The existence of the first half of the journal was unknown until Southern Methodist University acquired it in 2012 from Michael Brown Rare Books, LLC, in Philadelphia. An Account of Four Years Travels 1808-1812 recounts Maley's journeys through present-day Illinois, Indiana, Ohio, Missouri, Oklahoma, Texas, New Mexico, Kentucky, Tennessee, Arkansas and Louisiana. The journal includes Maley's descriptions of agriculture, mines and mineral deposits, as well as the inhabitants of settlers’ villages and Native American camps.

After about 188 handwritten pages, abruptly and in mid-sentence, the SMU half of the Maley journal comes to an end. The story is continued and completed in the volume at the Yale library.

Maley's work is not entirely unknown to historians, due to the partial journal in Yale's Silliman papers and a better-known journal (also part of the Silliman collection) on the Texas Iron, the largest collected meteorite in the world for most of the 19th century and still the largest preserved find from Texas.
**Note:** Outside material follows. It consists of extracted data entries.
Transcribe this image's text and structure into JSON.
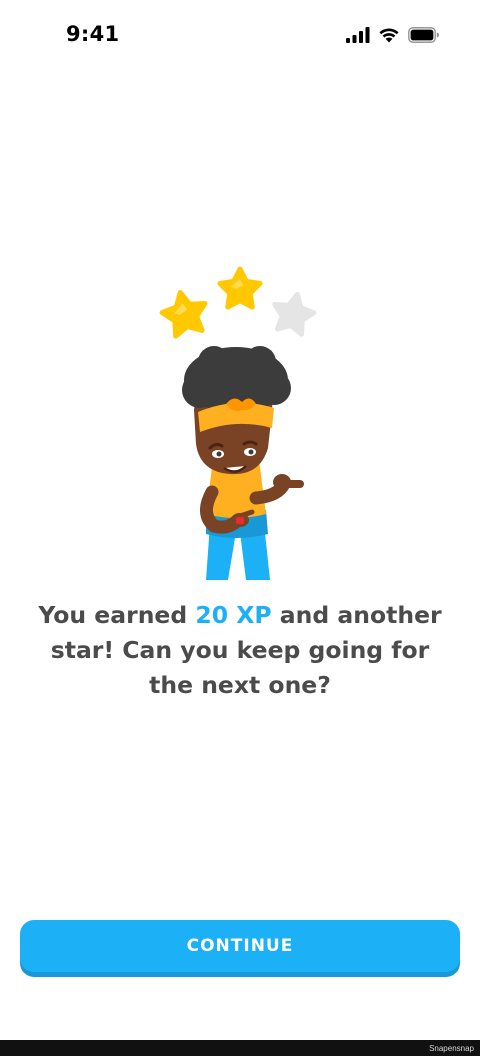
{
  "status_bar": {
    "time": "9:41",
    "icons": [
      "cellular-signal-icon",
      "wifi-icon",
      "battery-icon"
    ]
  },
  "stars": {
    "earned": 2,
    "total": 3
  },
  "message": {
    "part1": "You earned ",
    "xp": "20 XP",
    "part2": " and another star! Can you keep going for the next one?"
  },
  "continue_button": {
    "label": "CONTINUE"
  },
  "colors": {
    "accent": "#1cb0f6",
    "accent_shadow": "#1899d6",
    "text": "#4b4b4b",
    "star_gold": "#ffc800",
    "star_empty": "#e5e5e5"
  },
  "watermark": "Snapensnap"
}
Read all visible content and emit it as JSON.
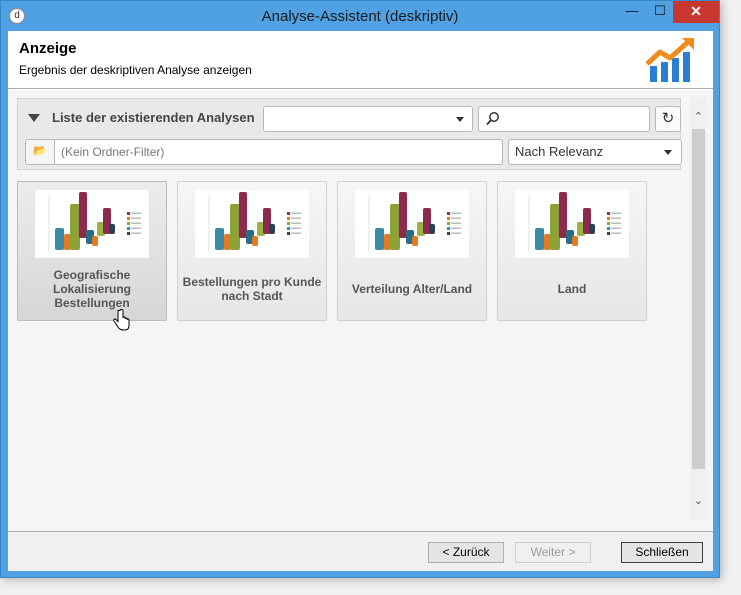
{
  "window": {
    "title": "Analyse-Assistent (deskriptiv)",
    "app_icon": "d",
    "minimize": "—",
    "maximize": "☐",
    "close": "✕"
  },
  "header": {
    "title": "Anzeige",
    "subtitle": "Ergebnis der deskriptiven Analyse anzeigen",
    "logo_icon": "analytics-chart-icon"
  },
  "toolbar": {
    "list_title": "Liste der existierenden Analysen",
    "combo_value": "",
    "search_value": "",
    "folder_filter_placeholder": "(Kein Ordner-Filter)",
    "sort_value": "Nach Relevanz"
  },
  "cards": [
    {
      "label": "Geografische Lokalisierung Bestellungen"
    },
    {
      "label": "Bestellungen pro Kunde nach Stadt"
    },
    {
      "label": "Verteilung Alter/Land"
    },
    {
      "label": "Land"
    }
  ],
  "footer": {
    "back": "< Zurück",
    "next": "Weiter >",
    "close": "Schließen"
  },
  "colors": {
    "titlebar": "#4fa1e3",
    "close_button": "#c7372f",
    "logo_orange": "#f08c1e",
    "logo_blue": "#2a7fd4"
  }
}
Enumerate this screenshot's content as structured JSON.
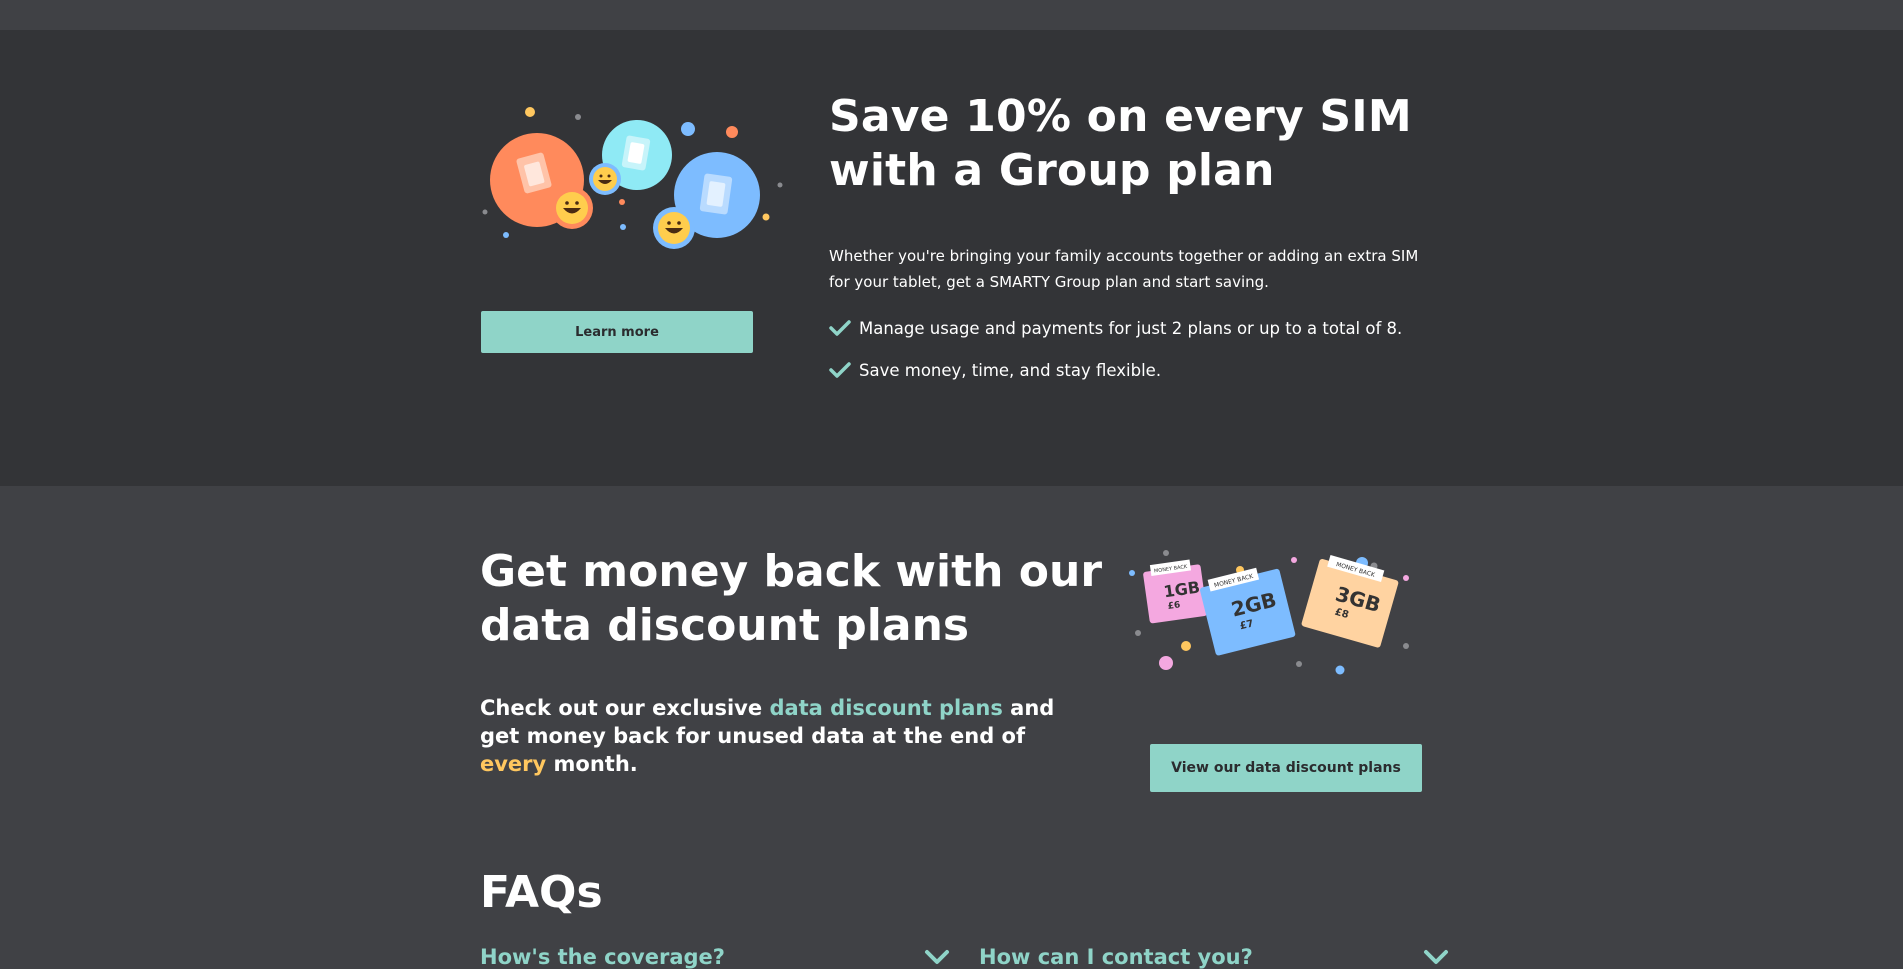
{
  "group": {
    "title_line1": "Save 10% on every SIM",
    "title_line2": "with a Group plan",
    "description": "Whether you're bringing your family accounts together or adding an extra SIM for your tablet, get a SMARTY Group plan and start saving.",
    "bullets": [
      "Manage usage and payments for just 2 plans or up to a total of 8.",
      "Save money, time, and stay flexible."
    ],
    "learn_more_label": "Learn more"
  },
  "discount": {
    "title_line1": "Get money back with our",
    "title_line2": "data discount plans",
    "body_part1": "Check out our exclusive ",
    "body_link": "data discount plans",
    "body_part2": " and get money back for unused data at the end of ",
    "body_highlight": "every",
    "body_part3": " month.",
    "view_button_label": "View our data discount plans",
    "cards": [
      {
        "tag": "MONEY BACK",
        "size": "1GB",
        "price": "£6",
        "color": "#f4a8e0"
      },
      {
        "tag": "MONEY BACK",
        "size": "2GB",
        "price": "£7",
        "color": "#7dbcff"
      },
      {
        "tag": "MONEY BACK",
        "size": "3GB",
        "price": "£8",
        "color": "#ffd3a1"
      }
    ]
  },
  "faq": {
    "title": "FAQs",
    "questions": [
      "How's the coverage?",
      "How can I contact you?"
    ]
  },
  "icons": [
    "check-icon",
    "chevron-down-icon",
    "sim-bubble-illustration",
    "data-cards-illustration"
  ],
  "colors": {
    "accent_teal": "#8fd4c8",
    "accent_yellow": "#ffc75f",
    "dark_section": "#333437",
    "light_section": "#404145"
  }
}
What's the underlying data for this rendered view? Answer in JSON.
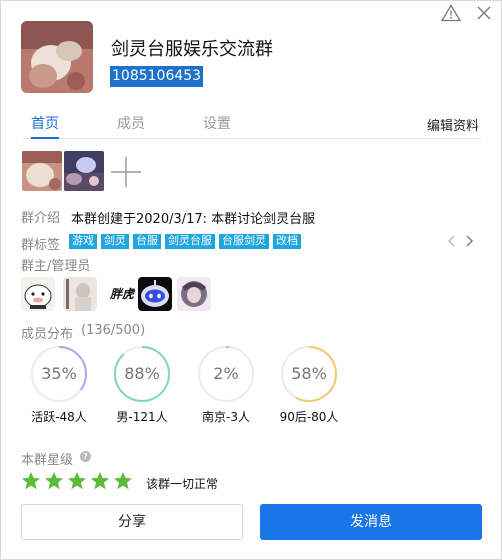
{
  "header": {
    "group_name": "剑灵台服娱乐交流群",
    "group_id": "1085106453"
  },
  "tabs": [
    {
      "label": "首页",
      "active": true
    },
    {
      "label": "成员",
      "active": false
    },
    {
      "label": "设置",
      "active": false
    }
  ],
  "edit_label": "编辑资料",
  "intro": {
    "label": "群介绍",
    "text": "本群创建于2020/3/17:  本群讨论剑灵台服"
  },
  "tags": {
    "label": "群标签",
    "items": [
      "游戏",
      "剑灵",
      "台服",
      "剑灵台服",
      "台服剑灵",
      "改档"
    ]
  },
  "admins": {
    "label": "群主/管理员",
    "text_avatar": "胖虎"
  },
  "members": {
    "label": "成员分布",
    "count": "(136/500)",
    "stats": [
      {
        "value": "35%",
        "fraction": 0.35,
        "label": "活跃-48人",
        "color": "#b7a3e6"
      },
      {
        "value": "88%",
        "fraction": 0.88,
        "label": "男-121人",
        "color": "#7fd9b8"
      },
      {
        "value": "2%",
        "fraction": 0.02,
        "label": "南京-3人",
        "color": "#8ec9ee"
      },
      {
        "value": "58%",
        "fraction": 0.58,
        "label": "90后-80人",
        "color": "#f5c872"
      }
    ]
  },
  "rating": {
    "label": "本群星级",
    "stars": 5,
    "text": "该群一切正常",
    "star_color": "#5dbb3a"
  },
  "buttons": {
    "share": "分享",
    "send": "发消息"
  }
}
However, scholarly opinion has been divided on the Yale journal's authenticity due to the lack of knowledge about Maley himself. William H. Goetzmann writes in Exploration and Empire: “My account of Maley’s incredible and hitherto unknown adventures is based on his own manuscript journal, purchased for Yale by Professor Benjamin Silliman. So obscure a figure is Maley that it has been impossible to check the veracity of his account on all points. The reader is therefore warned to accept his story only on the most tentative basis, subject to confirmation or denial by further detailed research."

Some of the mystery surrounding Maley can be explained by his own solitary nature. Michael Brown writes: "Maley was a classic loner, often traveling by himself, or at most with one other person. His solo travels across the remotest portions of America were greeted with incredulity by scholars; now teenagers sailing alone around the world are almost commonplace. A wanderer, he was often out in the wilderness when census or other records were being compiled. There is a paucity of documentary evidence concerning Maley’s travels. However when checking such records for people Maley encountered on his travels, census records confirm Maley’s often detailed accounts of exactly how many individuals were in a given household or establishment."

The Maley journal represents the four millionth volume added to the SMU libraries. The university chose 2013 as "The Year of the Library" to celebrate the 100th anniversary of the 1913 creation of SMU's first library, the hiring of its first librarian and the acquisition of its first book. The journal was presented to SMU’s DeGolyer Library by the university's board of trustees to celebrate the April 25, 2013 opening of the George W. Bush Presidential Center on the SMU campus.

The first half of Maley's journal has been digitized and will be available for viewing at SMU's DeGolyer Library website.